Oaktree set out the strategy behind the IPO last June, explaining that it would allow Marks and Karsh to realise their stakes in the business.
“We believe that at some point Oaktree must be independent of its founders. To accomplish this, generational transfer of ownership is necessary. Public ownership is the most widely accepted way to go beyond an entrepreneur-led or family-owned company to one able to live on indefinitely,” the firm said in the filing.

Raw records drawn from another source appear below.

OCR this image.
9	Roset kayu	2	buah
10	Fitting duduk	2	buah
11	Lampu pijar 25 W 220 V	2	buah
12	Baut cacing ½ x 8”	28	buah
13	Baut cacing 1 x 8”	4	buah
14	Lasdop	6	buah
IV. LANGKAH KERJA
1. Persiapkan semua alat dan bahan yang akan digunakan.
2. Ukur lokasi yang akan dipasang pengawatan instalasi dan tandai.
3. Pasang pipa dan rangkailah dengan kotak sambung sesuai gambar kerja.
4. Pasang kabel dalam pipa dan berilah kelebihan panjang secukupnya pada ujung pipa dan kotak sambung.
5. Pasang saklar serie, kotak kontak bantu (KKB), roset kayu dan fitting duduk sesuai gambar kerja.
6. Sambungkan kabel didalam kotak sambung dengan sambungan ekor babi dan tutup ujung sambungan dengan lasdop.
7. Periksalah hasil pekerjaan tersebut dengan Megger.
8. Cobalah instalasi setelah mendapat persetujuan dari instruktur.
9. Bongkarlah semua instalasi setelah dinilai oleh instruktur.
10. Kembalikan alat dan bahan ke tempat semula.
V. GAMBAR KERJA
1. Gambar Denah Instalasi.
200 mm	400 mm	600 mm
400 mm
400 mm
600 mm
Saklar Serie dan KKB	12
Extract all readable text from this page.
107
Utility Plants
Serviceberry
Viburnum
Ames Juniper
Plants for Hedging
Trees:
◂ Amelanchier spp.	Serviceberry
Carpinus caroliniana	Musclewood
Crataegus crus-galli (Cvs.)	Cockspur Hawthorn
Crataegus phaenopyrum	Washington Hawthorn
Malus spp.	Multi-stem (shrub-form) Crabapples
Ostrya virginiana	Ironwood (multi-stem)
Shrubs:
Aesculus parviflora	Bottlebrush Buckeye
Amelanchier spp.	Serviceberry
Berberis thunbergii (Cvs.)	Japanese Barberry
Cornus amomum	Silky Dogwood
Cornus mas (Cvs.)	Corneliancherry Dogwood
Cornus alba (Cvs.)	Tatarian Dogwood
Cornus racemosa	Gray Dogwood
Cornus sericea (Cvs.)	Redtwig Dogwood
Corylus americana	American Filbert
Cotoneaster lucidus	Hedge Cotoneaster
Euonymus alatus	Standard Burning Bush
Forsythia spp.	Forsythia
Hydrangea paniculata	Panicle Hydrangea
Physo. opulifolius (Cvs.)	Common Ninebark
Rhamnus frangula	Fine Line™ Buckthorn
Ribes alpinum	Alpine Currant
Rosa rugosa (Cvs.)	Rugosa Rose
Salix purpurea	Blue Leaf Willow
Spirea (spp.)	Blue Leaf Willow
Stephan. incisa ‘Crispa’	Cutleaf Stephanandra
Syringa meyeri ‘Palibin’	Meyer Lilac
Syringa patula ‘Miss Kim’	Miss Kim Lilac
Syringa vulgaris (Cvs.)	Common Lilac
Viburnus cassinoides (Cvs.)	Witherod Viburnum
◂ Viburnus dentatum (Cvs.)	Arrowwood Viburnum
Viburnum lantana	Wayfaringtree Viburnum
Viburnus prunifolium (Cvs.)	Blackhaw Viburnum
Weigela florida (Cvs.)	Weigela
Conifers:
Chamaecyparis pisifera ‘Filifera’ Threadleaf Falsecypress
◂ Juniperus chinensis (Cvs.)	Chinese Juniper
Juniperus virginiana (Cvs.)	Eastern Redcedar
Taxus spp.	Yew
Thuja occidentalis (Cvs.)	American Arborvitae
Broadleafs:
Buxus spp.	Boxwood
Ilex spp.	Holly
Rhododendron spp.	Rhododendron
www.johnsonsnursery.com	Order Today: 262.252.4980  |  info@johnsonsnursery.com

We believe that at some point Oaktree must be independent of its founders. To accomplish this, generational transfer of ownership is necessary.
Oaktree's SEC filing
Oaktree’s 15 distressed debt funds launched prior to 2011 have an aggregate gross IRR of 22.9 percent, according to the filing. Funds VII, VIIb and VIII were returning 9.4 percent, 23.3 percent and 7.6 percent, respectively, as of 31 December 2011. Fund VIIIb began investing last August and “did not have a meaning full IRR as of 31 December, the firm said.
Oaktree said that post-IPO, it intends to preserve the current management structure. The offering follows listings by peers The Blackstone Group, The Carlyle Group, Kohlberg Kravis Roberts and Apollo Management.
Oaktree already has shares listed on a quasi-public platform set up by Goldman Sachs in 2007. Goldman, together with Morgan Stanley, will act as lead bookrunner for the IPO. If the bookrunners exercise an option to purchase an additional 15 percent of shares, the amount raised could reach $595 million, according to the filing.
Oaktree has more than doubled its assets under management over the last five years, and has more than 650 employees in 13 offices worldwide, according to the filing.